• Givaro

Description

From the Givaro website:

"In the joint CNRS-INRIA / INPG-UJF project APACHE, Givaro is a C++ library for arithmetic and algebraic computations. Its main features are implementations of the basic arithmetic of many mathematical entities: Primes fields, Extensions Fields, Finite Fields, Finite Rings, Polynomials, Algebraic numbers, Arbitrary precision integers and rationals (C++ wrappers over gmp) It also provides data-structures and templated classes for the manipulation of basic algebraic objects, such as vectors, matrices (dense, sparse, structured), univariate polynomials (and therefore recursive multivariate).
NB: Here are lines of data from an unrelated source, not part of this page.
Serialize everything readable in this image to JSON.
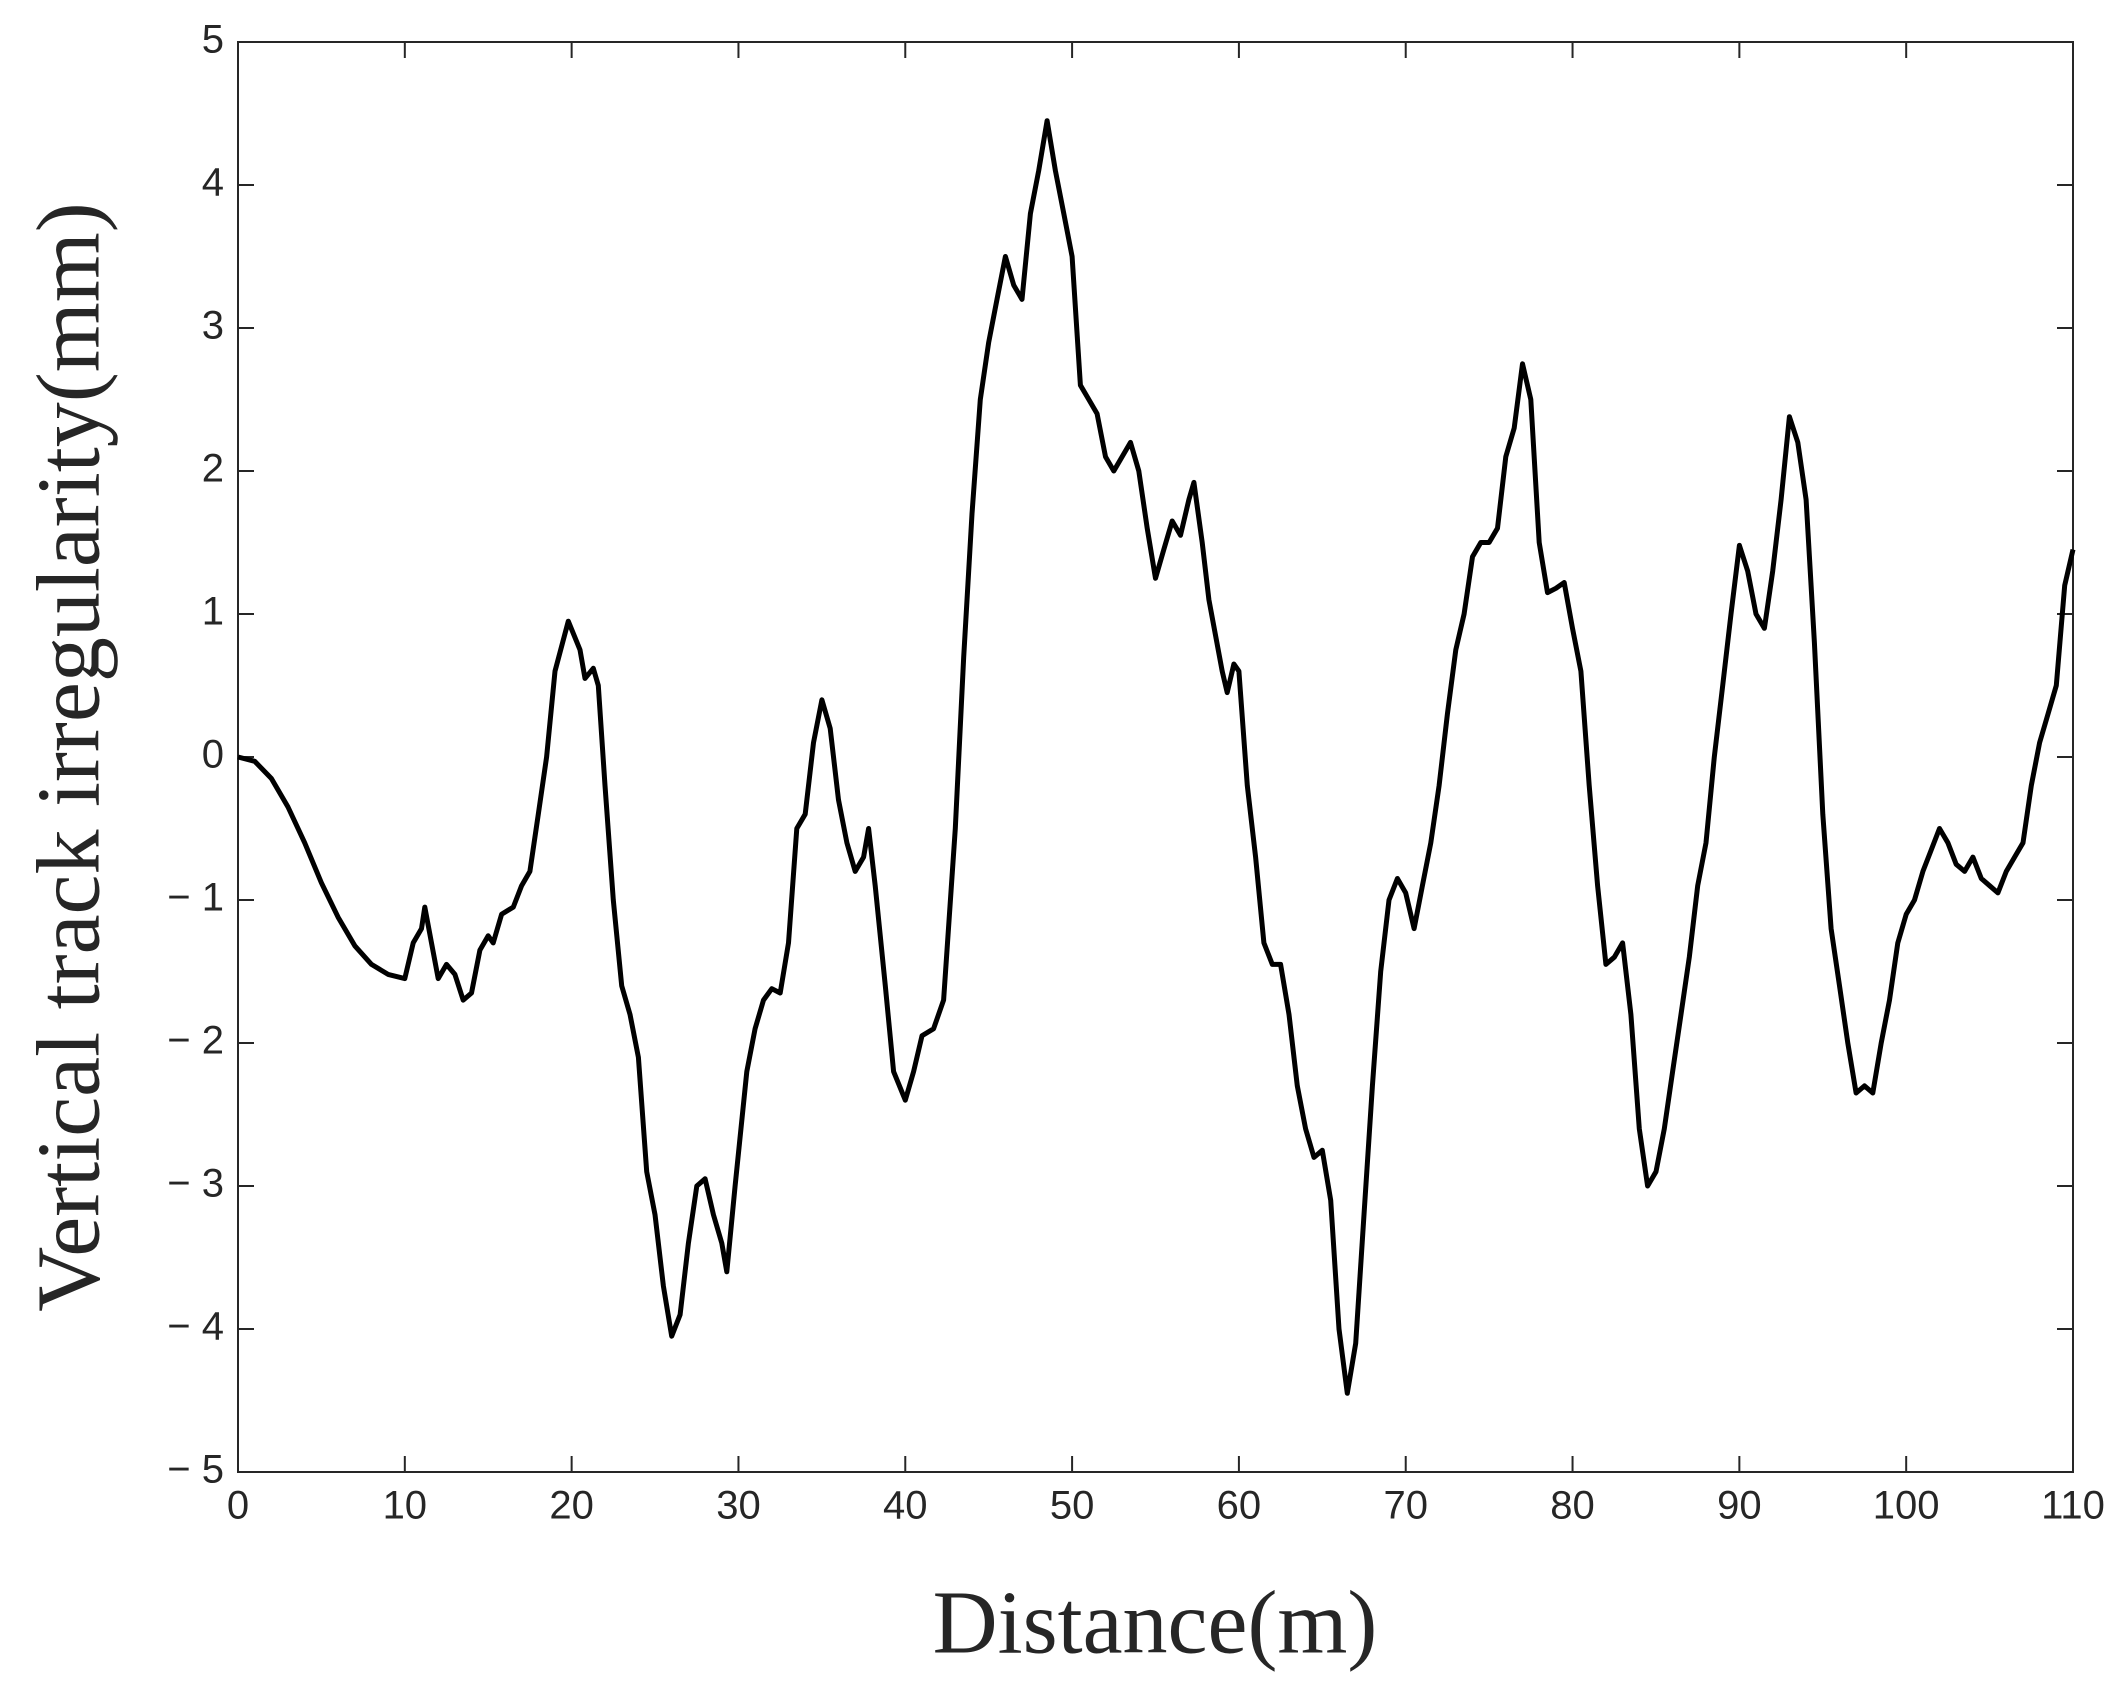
{
  "chart_data": {
    "type": "line",
    "xlabel": "Distance(m)",
    "ylabel": "Vertical track irregularity(mm)",
    "x": [
      0,
      1,
      2,
      3,
      4,
      5,
      6,
      7,
      8,
      9,
      10,
      10.5,
      11,
      11.2,
      11.6,
      12,
      12.5,
      13,
      13.5,
      14,
      14.5,
      15,
      15.3,
      15.8,
      16.5,
      17,
      17.5,
      18,
      18.5,
      19,
      19.8,
      20.5,
      20.8,
      21.3,
      21.6,
      22,
      22.5,
      23,
      23.5,
      24,
      24.5,
      25,
      25.5,
      26,
      26.5,
      27,
      27.5,
      28,
      28.5,
      29,
      29.3,
      29.8,
      30.5,
      31,
      31.5,
      32,
      32.5,
      33,
      33.5,
      34,
      34.5,
      35,
      35.5,
      36,
      36.5,
      37,
      37.5,
      37.8,
      38.2,
      38.8,
      39.3,
      40,
      40.5,
      41,
      41.7,
      42.3,
      43,
      43.5,
      44,
      44.5,
      45,
      45.5,
      46,
      46.5,
      47,
      47.5,
      48,
      48.5,
      49,
      49.5,
      50,
      50.5,
      51,
      51.5,
      52,
      52.5,
      53,
      53.5,
      54,
      54.5,
      55,
      55.5,
      56,
      56.5,
      57,
      57.3,
      57.8,
      58.2,
      59,
      59.3,
      59.7,
      60,
      60.5,
      61,
      61.5,
      62,
      62.5,
      63,
      63.5,
      64,
      64.5,
      65,
      65.5,
      66,
      66.5,
      67,
      67.5,
      68,
      68.5,
      69,
      69.5,
      70,
      70.5,
      71,
      71.5,
      72,
      72.5,
      73,
      73.5,
      74,
      74.5,
      75,
      75.5,
      76,
      76.5,
      77,
      77.5,
      78,
      78.5,
      79,
      79.5,
      80,
      80.5,
      81,
      81.5,
      82,
      82.5,
      83,
      83.5,
      84,
      84.5,
      85,
      85.5,
      86,
      86.5,
      87,
      87.5,
      88,
      88.5,
      89,
      89.5,
      90,
      90.5,
      91,
      91.5,
      92,
      92.5,
      93,
      93.5,
      94,
      94.5,
      95,
      95.5,
      96,
      96.5,
      97,
      97.5,
      98,
      98.5,
      99,
      99.5,
      100,
      100.5,
      101,
      101.5,
      102,
      102.5,
      103,
      103.5,
      104,
      104.5,
      105,
      105.5,
      106,
      106.5,
      107,
      107.5,
      108,
      108.5,
      109,
      109.5,
      110
    ],
    "series": [
      {
        "color": "#000000",
        "values": [
          0,
          -0.03,
          -0.15,
          -0.35,
          -0.6,
          -0.88,
          -1.12,
          -1.32,
          -1.45,
          -1.52,
          -1.55,
          -1.3,
          -1.2,
          -1.05,
          -1.3,
          -1.55,
          -1.45,
          -1.52,
          -1.7,
          -1.65,
          -1.35,
          -1.25,
          -1.3,
          -1.1,
          -1.05,
          -0.9,
          -0.8,
          -0.4,
          0,
          0.6,
          0.95,
          0.75,
          0.55,
          0.62,
          0.5,
          -0.2,
          -1.0,
          -1.6,
          -1.8,
          -2.1,
          -2.9,
          -3.2,
          -3.7,
          -4.05,
          -3.9,
          -3.4,
          -3.0,
          -2.95,
          -3.2,
          -3.4,
          -3.6,
          -3.0,
          -2.2,
          -1.9,
          -1.7,
          -1.62,
          -1.65,
          -1.3,
          -0.5,
          -0.4,
          0.1,
          0.4,
          0.2,
          -0.3,
          -0.6,
          -0.8,
          -0.7,
          -0.5,
          -0.9,
          -1.6,
          -2.2,
          -2.4,
          -2.2,
          -1.95,
          -1.9,
          -1.7,
          -0.5,
          0.7,
          1.7,
          2.5,
          2.9,
          3.2,
          3.5,
          3.3,
          3.2,
          3.8,
          4.1,
          4.45,
          4.1,
          3.8,
          3.5,
          2.6,
          2.5,
          2.4,
          2.1,
          2.0,
          2.1,
          2.2,
          2.0,
          1.6,
          1.25,
          1.45,
          1.65,
          1.55,
          1.8,
          1.92,
          1.5,
          1.1,
          0.6,
          0.45,
          0.65,
          0.6,
          -0.2,
          -0.7,
          -1.3,
          -1.45,
          -1.45,
          -1.8,
          -2.3,
          -2.6,
          -2.8,
          -2.75,
          -3.1,
          -4.0,
          -4.45,
          -4.1,
          -3.2,
          -2.3,
          -1.5,
          -1.0,
          -0.85,
          -0.95,
          -1.2,
          -0.9,
          -0.6,
          -0.2,
          0.3,
          0.75,
          1.0,
          1.4,
          1.5,
          1.5,
          1.6,
          2.1,
          2.3,
          2.75,
          2.5,
          1.5,
          1.15,
          1.18,
          1.22,
          0.9,
          0.6,
          -0.2,
          -0.9,
          -1.45,
          -1.4,
          -1.3,
          -1.8,
          -2.6,
          -3.0,
          -2.9,
          -2.6,
          -2.2,
          -1.8,
          -1.4,
          -0.9,
          -0.6,
          0,
          0.5,
          1.0,
          1.48,
          1.3,
          1.0,
          0.9,
          1.3,
          1.8,
          2.38,
          2.2,
          1.8,
          0.8,
          -0.4,
          -1.2,
          -1.6,
          -2.0,
          -2.35,
          -2.3,
          -2.35,
          -2.0,
          -1.7,
          -1.3,
          -1.1,
          -1.0,
          -0.8,
          -0.65,
          -0.5,
          -0.6,
          -0.75,
          -0.8,
          -0.7,
          -0.85,
          -0.9,
          -0.95,
          -0.8,
          -0.7,
          -0.6,
          -0.2,
          0.1,
          0.3,
          0.5,
          1.2,
          1.45
        ]
      }
    ],
    "xlim": [
      0,
      110
    ],
    "ylim": [
      -5,
      5
    ],
    "xticks": [
      0,
      10,
      20,
      30,
      40,
      50,
      60,
      70,
      80,
      90,
      100,
      110
    ],
    "yticks": [
      {
        "value": -5,
        "label": "− 5"
      },
      {
        "value": -4,
        "label": "− 4"
      },
      {
        "value": -3,
        "label": "− 3"
      },
      {
        "value": -2,
        "label": "− 2"
      },
      {
        "value": -1,
        "label": "− 1"
      },
      0,
      1,
      2,
      3,
      4,
      5
    ],
    "grid": false
  }
}
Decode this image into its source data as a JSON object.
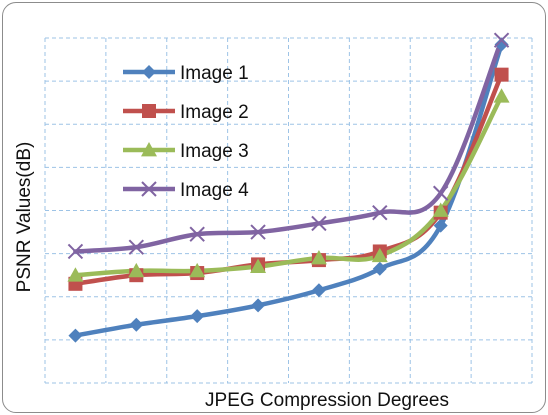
{
  "chart_data": {
    "type": "line",
    "title": "",
    "xlabel": "JPEG Compression Degrees",
    "ylabel": "PSNR Values(dB)",
    "x": [
      1,
      2,
      3,
      4,
      5,
      6,
      7,
      8
    ],
    "ylim": [
      0,
      8
    ],
    "grid": true,
    "legend_position": "top-left",
    "series": [
      {
        "name": "Image 1",
        "color": "#4f81bd",
        "marker": "diamond",
        "values": [
          1.1,
          1.35,
          1.55,
          1.8,
          2.15,
          2.65,
          3.65,
          7.85
        ]
      },
      {
        "name": "Image 2",
        "color": "#c0504d",
        "marker": "square",
        "values": [
          2.3,
          2.5,
          2.55,
          2.75,
          2.85,
          3.05,
          3.95,
          7.15
        ]
      },
      {
        "name": "Image 3",
        "color": "#9bbb59",
        "marker": "triangle",
        "values": [
          2.5,
          2.6,
          2.6,
          2.7,
          2.9,
          2.95,
          4.0,
          6.65
        ]
      },
      {
        "name": "Image 4",
        "color": "#8064a2",
        "marker": "x",
        "values": [
          3.05,
          3.15,
          3.45,
          3.5,
          3.7,
          3.95,
          4.4,
          7.95
        ]
      }
    ]
  }
}
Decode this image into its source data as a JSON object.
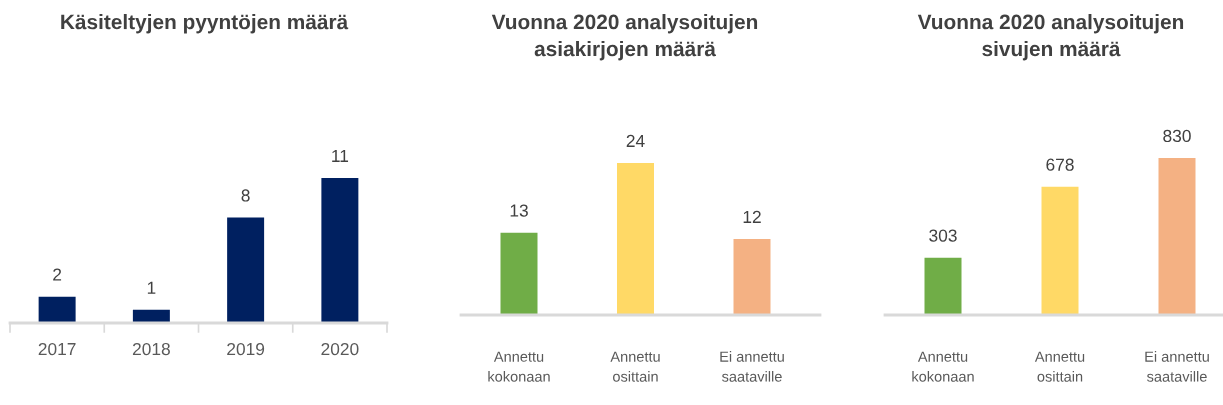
{
  "chart_data": [
    {
      "type": "bar",
      "title": "Käsiteltyjen pyyntöjen määrä",
      "categories": [
        "2017",
        "2018",
        "2019",
        "2020"
      ],
      "values": [
        2,
        1,
        8,
        11
      ],
      "color": "#002060",
      "data_labels": true,
      "tick_labels": "x"
    },
    {
      "type": "bar",
      "title": "Vuonna 2020 analysoitujen\nasiakirjojen määrä",
      "categories": [
        "Annettu\nkokonaan",
        "Annettu\nosittain",
        "Ei annettu\nsaataville"
      ],
      "values": [
        13,
        24,
        12
      ],
      "colors": [
        "#70ad47",
        "#ffd966",
        "#f4b183"
      ],
      "data_labels": true,
      "tick_labels": "x"
    },
    {
      "type": "bar",
      "title": "Vuonna 2020 analysoitujen\nsivujen määrä",
      "categories": [
        "Annettu\nkokonaan",
        "Annettu\nosittain",
        "Ei annettu\nsaataville"
      ],
      "values": [
        303,
        678,
        830
      ],
      "colors": [
        "#70ad47",
        "#ffd966",
        "#f4b183"
      ],
      "data_labels": true,
      "tick_labels": "x"
    }
  ]
}
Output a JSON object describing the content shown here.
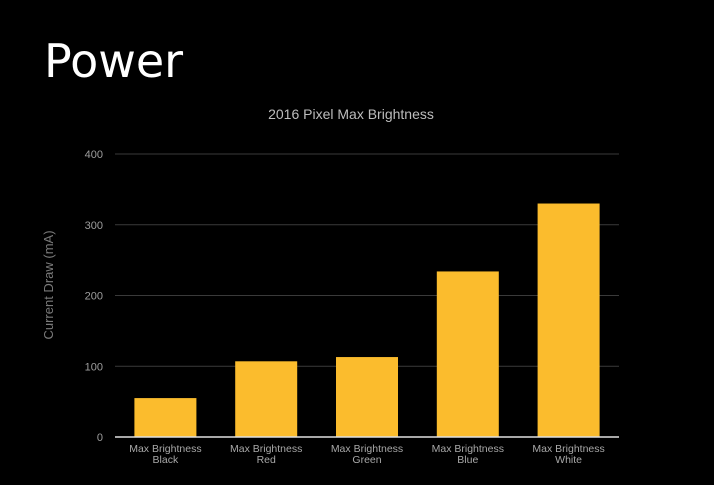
{
  "slide": {
    "title": "Power"
  },
  "chart_data": {
    "type": "bar",
    "title": "2016 Pixel Max Brightness",
    "xlabel": "",
    "ylabel": "Current Draw (mA)",
    "ylim": [
      0,
      400
    ],
    "yticks": [
      0,
      100,
      200,
      300,
      400
    ],
    "categories": [
      [
        "Max Brightness",
        "Black"
      ],
      [
        "Max Brightness",
        "Red"
      ],
      [
        "Max Brightness",
        "Green"
      ],
      [
        "Max Brightness",
        "Blue"
      ],
      [
        "Max Brightness",
        "White"
      ]
    ],
    "values": [
      55,
      107,
      113,
      234,
      330
    ],
    "grid": true,
    "legend": "none",
    "colors": {
      "bar": "#fbbc2d",
      "gridline": "#3a3a3a",
      "axis": "#e0e0e0"
    }
  }
}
It contains different program modules and is fully compatible with the LinBox linear algebra library and the Athapascan environment, which permits parallel programming."

Website

http://www-lmc.imag.fr/Logiciels/givaro/

Integration into SAGE

GivaroGFq is the default implementation for finite extension fields of order \leq 2^{16}.

Examples and Performance

On sage.math and with SAGE 2.5.1 we get the following timings:

   1 sage: k.<a> = GF(2^8)
   2 sage: type(k)
   3 <type 'sage.rings.finite_field_givaro.FiniteField_givaro'>
   4 sage: e = a^10
   5 sage: f = a^20
   6 
   7 # extract the loop time
   8 sage: time for i in xrange(10^6): _ = e 
   9 CPU times: user 0.24 s, sys: 0.03 s, total: 0.27 s
  10 Wall time: 0.27
  11 
  12 # the actual task
  13 sage: time for i in xrange(10^6): _ = e*f
  14 CPU times: user 0.64 s, sys: 0.00 s, total: 0.64 s
  15 Wall time: 0.63

To put this in perspective, the same task in MAGMA 2.13-5 on the same machine:

> k<a> := FiniteField(2^8);
> e := a^10;
> f := a^20;
> t:= Cputime(); 
> for i in [1..1000000] do; r := e; end for; 
> Cputime(t);
0.190
> t:= Cputime(); 
> for i in [1..1000000] do; r := e*f; end for; 
> Cputime(t);
0.280